2型糖尿病はインスリン抵抗性や分泌量低下によって血糖値が高くなる慢性疾患です。GLP-1受容体作動薬などの既存の治療薬には、脂肪だけでなく筋肉量も減少させてしまうという副作用があります。本論文の著者らは、この課題に対処するため、Gタンパク質共役受容体（GPCR）であるβ₂アドレナリン受容体（β₂AR）を標的としたGRK2バイアス型作動薬を開発しました。

　従来のβ₂AR作動薬は、Gsタンパク質を介してcAMPを生成することで、心拍数の増加や不整脈といった心臓への副作用を引き起こすことが問題でした。また、βアレスチンによるシグナル経路は、薬の長期的な効果を弱めてしまうことから、薬剤候補としては不向きとされていました。
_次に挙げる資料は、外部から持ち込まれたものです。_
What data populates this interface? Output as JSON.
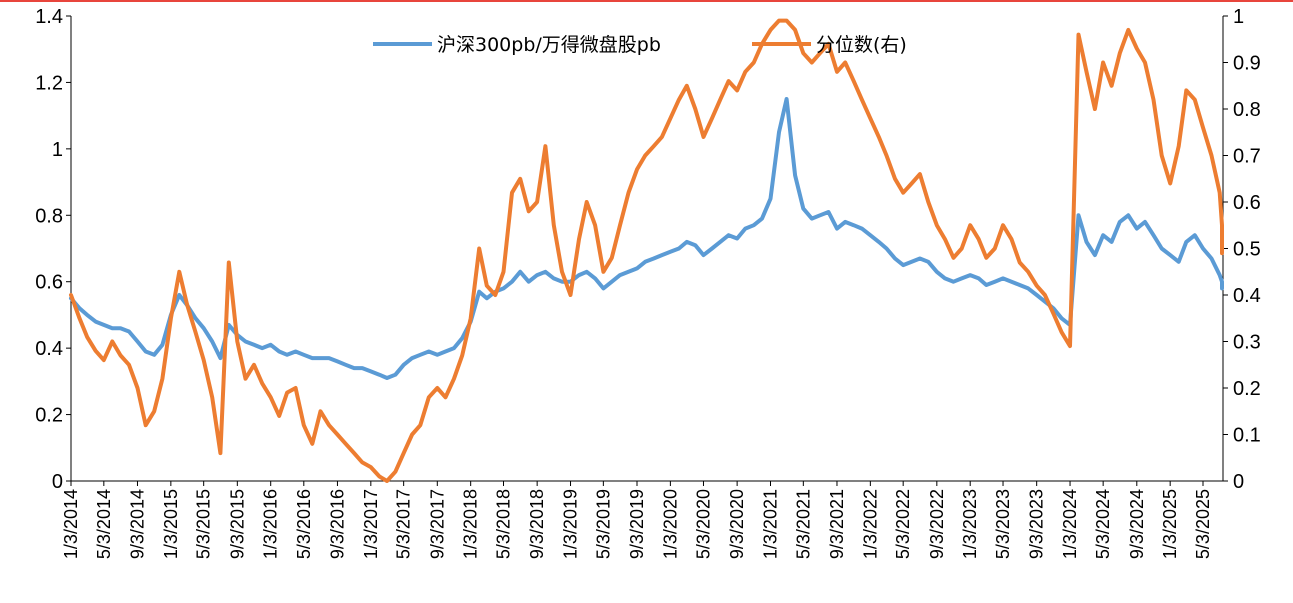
{
  "chart_data": {
    "type": "line",
    "title": "",
    "legend": {
      "placement": "top-center"
    },
    "grid": false,
    "x_ticks": [
      "1/3/2014",
      "5/3/2014",
      "9/3/2014",
      "1/3/2015",
      "5/3/2015",
      "9/3/2015",
      "1/3/2016",
      "5/3/2016",
      "9/3/2016",
      "1/3/2017",
      "5/3/2017",
      "9/3/2017",
      "1/3/2018",
      "5/3/2018",
      "9/3/2018",
      "1/3/2019",
      "5/3/2019",
      "9/3/2019",
      "1/3/2020",
      "5/3/2020",
      "9/3/2020",
      "1/3/2021",
      "5/3/2021",
      "9/3/2021",
      "1/3/2022",
      "5/3/2022",
      "9/3/2022",
      "1/3/2023",
      "5/3/2023",
      "9/3/2023",
      "1/3/2024",
      "5/3/2024",
      "9/3/2024",
      "1/3/2025",
      "5/3/2025"
    ],
    "y_left": {
      "lim": [
        0,
        1.4
      ],
      "ticks": [
        "0",
        "0.2",
        "0.4",
        "0.6",
        "0.8",
        "1",
        "1.2",
        "1.4"
      ]
    },
    "y_right": {
      "lim": [
        0,
        1
      ],
      "ticks": [
        "0",
        "0.1",
        "0.2",
        "0.3",
        "0.4",
        "0.5",
        "0.6",
        "0.7",
        "0.8",
        "0.9",
        "1"
      ]
    },
    "series": [
      {
        "name": "沪深300pb/万得微盘股pb",
        "axis": "left",
        "color": "#5b9bd5",
        "points": [
          [
            "2014-01",
            0.55
          ],
          [
            "2014-02",
            0.52
          ],
          [
            "2014-03",
            0.5
          ],
          [
            "2014-04",
            0.48
          ],
          [
            "2014-05",
            0.47
          ],
          [
            "2014-06",
            0.46
          ],
          [
            "2014-07",
            0.46
          ],
          [
            "2014-08",
            0.45
          ],
          [
            "2014-09",
            0.42
          ],
          [
            "2014-10",
            0.39
          ],
          [
            "2014-11",
            0.38
          ],
          [
            "2014-12",
            0.41
          ],
          [
            "2015-01",
            0.5
          ],
          [
            "2015-02",
            0.56
          ],
          [
            "2015-03",
            0.53
          ],
          [
            "2015-04",
            0.49
          ],
          [
            "2015-05",
            0.46
          ],
          [
            "2015-06",
            0.42
          ],
          [
            "2015-07",
            0.37
          ],
          [
            "2015-08",
            0.47
          ],
          [
            "2015-09",
            0.44
          ],
          [
            "2015-10",
            0.42
          ],
          [
            "2015-11",
            0.41
          ],
          [
            "2015-12",
            0.4
          ],
          [
            "2016-01",
            0.41
          ],
          [
            "2016-02",
            0.39
          ],
          [
            "2016-03",
            0.38
          ],
          [
            "2016-04",
            0.39
          ],
          [
            "2016-05",
            0.38
          ],
          [
            "2016-06",
            0.37
          ],
          [
            "2016-07",
            0.37
          ],
          [
            "2016-08",
            0.37
          ],
          [
            "2016-09",
            0.36
          ],
          [
            "2016-10",
            0.35
          ],
          [
            "2016-11",
            0.34
          ],
          [
            "2016-12",
            0.34
          ],
          [
            "2017-01",
            0.33
          ],
          [
            "2017-02",
            0.32
          ],
          [
            "2017-03",
            0.31
          ],
          [
            "2017-04",
            0.32
          ],
          [
            "2017-05",
            0.35
          ],
          [
            "2017-06",
            0.37
          ],
          [
            "2017-07",
            0.38
          ],
          [
            "2017-08",
            0.39
          ],
          [
            "2017-09",
            0.38
          ],
          [
            "2017-10",
            0.39
          ],
          [
            "2017-11",
            0.4
          ],
          [
            "2017-12",
            0.43
          ],
          [
            "2018-01",
            0.48
          ],
          [
            "2018-02",
            0.57
          ],
          [
            "2018-03",
            0.55
          ],
          [
            "2018-04",
            0.57
          ],
          [
            "2018-05",
            0.58
          ],
          [
            "2018-06",
            0.6
          ],
          [
            "2018-07",
            0.63
          ],
          [
            "2018-08",
            0.6
          ],
          [
            "2018-09",
            0.62
          ],
          [
            "2018-10",
            0.63
          ],
          [
            "2018-11",
            0.61
          ],
          [
            "2018-12",
            0.6
          ],
          [
            "2019-01",
            0.6
          ],
          [
            "2019-02",
            0.62
          ],
          [
            "2019-03",
            0.63
          ],
          [
            "2019-04",
            0.61
          ],
          [
            "2019-05",
            0.58
          ],
          [
            "2019-06",
            0.6
          ],
          [
            "2019-07",
            0.62
          ],
          [
            "2019-08",
            0.63
          ],
          [
            "2019-09",
            0.64
          ],
          [
            "2019-10",
            0.66
          ],
          [
            "2019-11",
            0.67
          ],
          [
            "2019-12",
            0.68
          ],
          [
            "2020-01",
            0.69
          ],
          [
            "2020-02",
            0.7
          ],
          [
            "2020-03",
            0.72
          ],
          [
            "2020-04",
            0.71
          ],
          [
            "2020-05",
            0.68
          ],
          [
            "2020-06",
            0.7
          ],
          [
            "2020-07",
            0.72
          ],
          [
            "2020-08",
            0.74
          ],
          [
            "2020-09",
            0.73
          ],
          [
            "2020-10",
            0.76
          ],
          [
            "2020-11",
            0.77
          ],
          [
            "2020-12",
            0.79
          ],
          [
            "2021-01",
            0.85
          ],
          [
            "2021-02",
            1.05
          ],
          [
            "2021-03",
            1.15
          ],
          [
            "2021-04",
            0.92
          ],
          [
            "2021-05",
            0.82
          ],
          [
            "2021-06",
            0.79
          ],
          [
            "2021-07",
            0.8
          ],
          [
            "2021-08",
            0.81
          ],
          [
            "2021-09",
            0.76
          ],
          [
            "2021-10",
            0.78
          ],
          [
            "2021-11",
            0.77
          ],
          [
            "2021-12",
            0.76
          ],
          [
            "2022-01",
            0.74
          ],
          [
            "2022-02",
            0.72
          ],
          [
            "2022-03",
            0.7
          ],
          [
            "2022-04",
            0.67
          ],
          [
            "2022-05",
            0.65
          ],
          [
            "2022-06",
            0.66
          ],
          [
            "2022-07",
            0.67
          ],
          [
            "2022-08",
            0.66
          ],
          [
            "2022-09",
            0.63
          ],
          [
            "2022-10",
            0.61
          ],
          [
            "2022-11",
            0.6
          ],
          [
            "2022-12",
            0.61
          ],
          [
            "2023-01",
            0.62
          ],
          [
            "2023-02",
            0.61
          ],
          [
            "2023-03",
            0.59
          ],
          [
            "2023-04",
            0.6
          ],
          [
            "2023-05",
            0.61
          ],
          [
            "2023-06",
            0.6
          ],
          [
            "2023-07",
            0.59
          ],
          [
            "2023-08",
            0.58
          ],
          [
            "2023-09",
            0.56
          ],
          [
            "2023-10",
            0.54
          ],
          [
            "2023-11",
            0.52
          ],
          [
            "2023-12",
            0.49
          ],
          [
            "2024-01",
            0.47
          ],
          [
            "2024-02",
            0.8
          ],
          [
            "2024-03",
            0.72
          ],
          [
            "2024-04",
            0.68
          ],
          [
            "2024-05",
            0.74
          ],
          [
            "2024-06",
            0.72
          ],
          [
            "2024-07",
            0.78
          ],
          [
            "2024-08",
            0.8
          ],
          [
            "2024-09",
            0.76
          ],
          [
            "2024-10",
            0.78
          ],
          [
            "2024-11",
            0.74
          ],
          [
            "2024-12",
            0.7
          ],
          [
            "2025-01",
            0.68
          ],
          [
            "2025-02",
            0.66
          ],
          [
            "2025-03",
            0.72
          ],
          [
            "2025-04",
            0.74
          ],
          [
            "2025-05",
            0.7
          ],
          [
            "2025-06",
            0.67
          ],
          [
            "2025-07",
            0.62
          ],
          [
            "2025-08",
            0.6
          ],
          [
            "2025-09",
            0.58
          ]
        ]
      },
      {
        "name": "分位数(右)",
        "axis": "right",
        "color": "#ed7d31",
        "points": [
          [
            "2014-01",
            0.4
          ],
          [
            "2014-02",
            0.35
          ],
          [
            "2014-03",
            0.31
          ],
          [
            "2014-04",
            0.28
          ],
          [
            "2014-05",
            0.26
          ],
          [
            "2014-06",
            0.3
          ],
          [
            "2014-07",
            0.27
          ],
          [
            "2014-08",
            0.25
          ],
          [
            "2014-09",
            0.2
          ],
          [
            "2014-10",
            0.12
          ],
          [
            "2014-11",
            0.15
          ],
          [
            "2014-12",
            0.22
          ],
          [
            "2015-01",
            0.35
          ],
          [
            "2015-02",
            0.45
          ],
          [
            "2015-03",
            0.38
          ],
          [
            "2015-04",
            0.32
          ],
          [
            "2015-05",
            0.26
          ],
          [
            "2015-06",
            0.18
          ],
          [
            "2015-07",
            0.06
          ],
          [
            "2015-08",
            0.47
          ],
          [
            "2015-09",
            0.3
          ],
          [
            "2015-10",
            0.22
          ],
          [
            "2015-11",
            0.25
          ],
          [
            "2015-12",
            0.21
          ],
          [
            "2016-01",
            0.18
          ],
          [
            "2016-02",
            0.14
          ],
          [
            "2016-03",
            0.19
          ],
          [
            "2016-04",
            0.2
          ],
          [
            "2016-05",
            0.12
          ],
          [
            "2016-06",
            0.08
          ],
          [
            "2016-07",
            0.15
          ],
          [
            "2016-08",
            0.12
          ],
          [
            "2016-09",
            0.1
          ],
          [
            "2016-10",
            0.08
          ],
          [
            "2016-11",
            0.06
          ],
          [
            "2016-12",
            0.04
          ],
          [
            "2017-01",
            0.03
          ],
          [
            "2017-02",
            0.01
          ],
          [
            "2017-03",
            0.0
          ],
          [
            "2017-04",
            0.02
          ],
          [
            "2017-05",
            0.06
          ],
          [
            "2017-06",
            0.1
          ],
          [
            "2017-07",
            0.12
          ],
          [
            "2017-08",
            0.18
          ],
          [
            "2017-09",
            0.2
          ],
          [
            "2017-10",
            0.18
          ],
          [
            "2017-11",
            0.22
          ],
          [
            "2017-12",
            0.27
          ],
          [
            "2018-01",
            0.35
          ],
          [
            "2018-02",
            0.5
          ],
          [
            "2018-03",
            0.42
          ],
          [
            "2018-04",
            0.4
          ],
          [
            "2018-05",
            0.45
          ],
          [
            "2018-06",
            0.62
          ],
          [
            "2018-07",
            0.65
          ],
          [
            "2018-08",
            0.58
          ],
          [
            "2018-09",
            0.6
          ],
          [
            "2018-10",
            0.72
          ],
          [
            "2018-11",
            0.55
          ],
          [
            "2018-12",
            0.45
          ],
          [
            "2019-01",
            0.4
          ],
          [
            "2019-02",
            0.52
          ],
          [
            "2019-03",
            0.6
          ],
          [
            "2019-04",
            0.55
          ],
          [
            "2019-05",
            0.45
          ],
          [
            "2019-06",
            0.48
          ],
          [
            "2019-07",
            0.55
          ],
          [
            "2019-08",
            0.62
          ],
          [
            "2019-09",
            0.67
          ],
          [
            "2019-10",
            0.7
          ],
          [
            "2019-11",
            0.72
          ],
          [
            "2019-12",
            0.74
          ],
          [
            "2020-01",
            0.78
          ],
          [
            "2020-02",
            0.82
          ],
          [
            "2020-03",
            0.85
          ],
          [
            "2020-04",
            0.8
          ],
          [
            "2020-05",
            0.74
          ],
          [
            "2020-06",
            0.78
          ],
          [
            "2020-07",
            0.82
          ],
          [
            "2020-08",
            0.86
          ],
          [
            "2020-09",
            0.84
          ],
          [
            "2020-10",
            0.88
          ],
          [
            "2020-11",
            0.9
          ],
          [
            "2020-12",
            0.94
          ],
          [
            "2021-01",
            0.97
          ],
          [
            "2021-02",
            0.99
          ],
          [
            "2021-03",
            0.99
          ],
          [
            "2021-04",
            0.97
          ],
          [
            "2021-05",
            0.92
          ],
          [
            "2021-06",
            0.9
          ],
          [
            "2021-07",
            0.92
          ],
          [
            "2021-08",
            0.94
          ],
          [
            "2021-09",
            0.88
          ],
          [
            "2021-10",
            0.9
          ],
          [
            "2021-11",
            0.86
          ],
          [
            "2021-12",
            0.82
          ],
          [
            "2022-01",
            0.78
          ],
          [
            "2022-02",
            0.74
          ],
          [
            "2022-03",
            0.7
          ],
          [
            "2022-04",
            0.65
          ],
          [
            "2022-05",
            0.62
          ],
          [
            "2022-06",
            0.64
          ],
          [
            "2022-07",
            0.66
          ],
          [
            "2022-08",
            0.6
          ],
          [
            "2022-09",
            0.55
          ],
          [
            "2022-10",
            0.52
          ],
          [
            "2022-11",
            0.48
          ],
          [
            "2022-12",
            0.5
          ],
          [
            "2023-01",
            0.55
          ],
          [
            "2023-02",
            0.52
          ],
          [
            "2023-03",
            0.48
          ],
          [
            "2023-04",
            0.5
          ],
          [
            "2023-05",
            0.55
          ],
          [
            "2023-06",
            0.52
          ],
          [
            "2023-07",
            0.47
          ],
          [
            "2023-08",
            0.45
          ],
          [
            "2023-09",
            0.42
          ],
          [
            "2023-10",
            0.4
          ],
          [
            "2023-11",
            0.36
          ],
          [
            "2023-12",
            0.32
          ],
          [
            "2024-01",
            0.29
          ],
          [
            "2024-02",
            0.96
          ],
          [
            "2024-03",
            0.88
          ],
          [
            "2024-04",
            0.8
          ],
          [
            "2024-05",
            0.9
          ],
          [
            "2024-06",
            0.85
          ],
          [
            "2024-07",
            0.92
          ],
          [
            "2024-08",
            0.97
          ],
          [
            "2024-09",
            0.93
          ],
          [
            "2024-10",
            0.9
          ],
          [
            "2024-11",
            0.82
          ],
          [
            "2024-12",
            0.7
          ],
          [
            "2025-01",
            0.64
          ],
          [
            "2025-02",
            0.72
          ],
          [
            "2025-03",
            0.84
          ],
          [
            "2025-04",
            0.82
          ],
          [
            "2025-05",
            0.76
          ],
          [
            "2025-06",
            0.7
          ],
          [
            "2025-07",
            0.62
          ],
          [
            "2025-08",
            0.55
          ],
          [
            "2025-09",
            0.49
          ]
        ]
      }
    ]
  }
}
　これに対し、今回開発されたGRK2バイアス型作動薬は、Gsタンパク質やβアレスチンの活性化を最小限に抑えつつ、GRK2を特異的に活性化することが実験的に示されました。この薬は、骨格筋でβ₂AR-GRK2を介したシグナル伝達経路を活性化し、インスリンに依存しないグルコースの取り込みを促進することで、血糖値を改善する効果が確認されました。

　前臨床試験では、この薬が心臓の肥大や心筋の壊死といった心臓への悪影響をほとんど引き起こさないことが示されました。特に、ラットを用いた毒性試験では、従来のβAR作動薬がわずか3日間の投与で心筋病変を引き起こすのに対し、GRK2バイアス型作動薬は半年間の高用量投与でも心筋病変は観察されませんでした。

　さらに、肥満マウスを用いた実験では、GRK2バイアス型作動薬をGLP-1受容体作動薬リラグルチドと併用することで、リラグルチド単独で見られる筋肉量減少を防ぎながら、脂肪量を減らすという相乗効果も確認されました。

　結論として、このGRK2バイアス型作動薬は、従来のβ₂AR作動薬が持つ課題を克服し、心臓への負担を抑えつつ非インスリン依存的に骨格筋代謝を改善するという、新たな治療戦略を示しています。これは、2型糖尿病や肥満の治療への応用にも期待できるものです。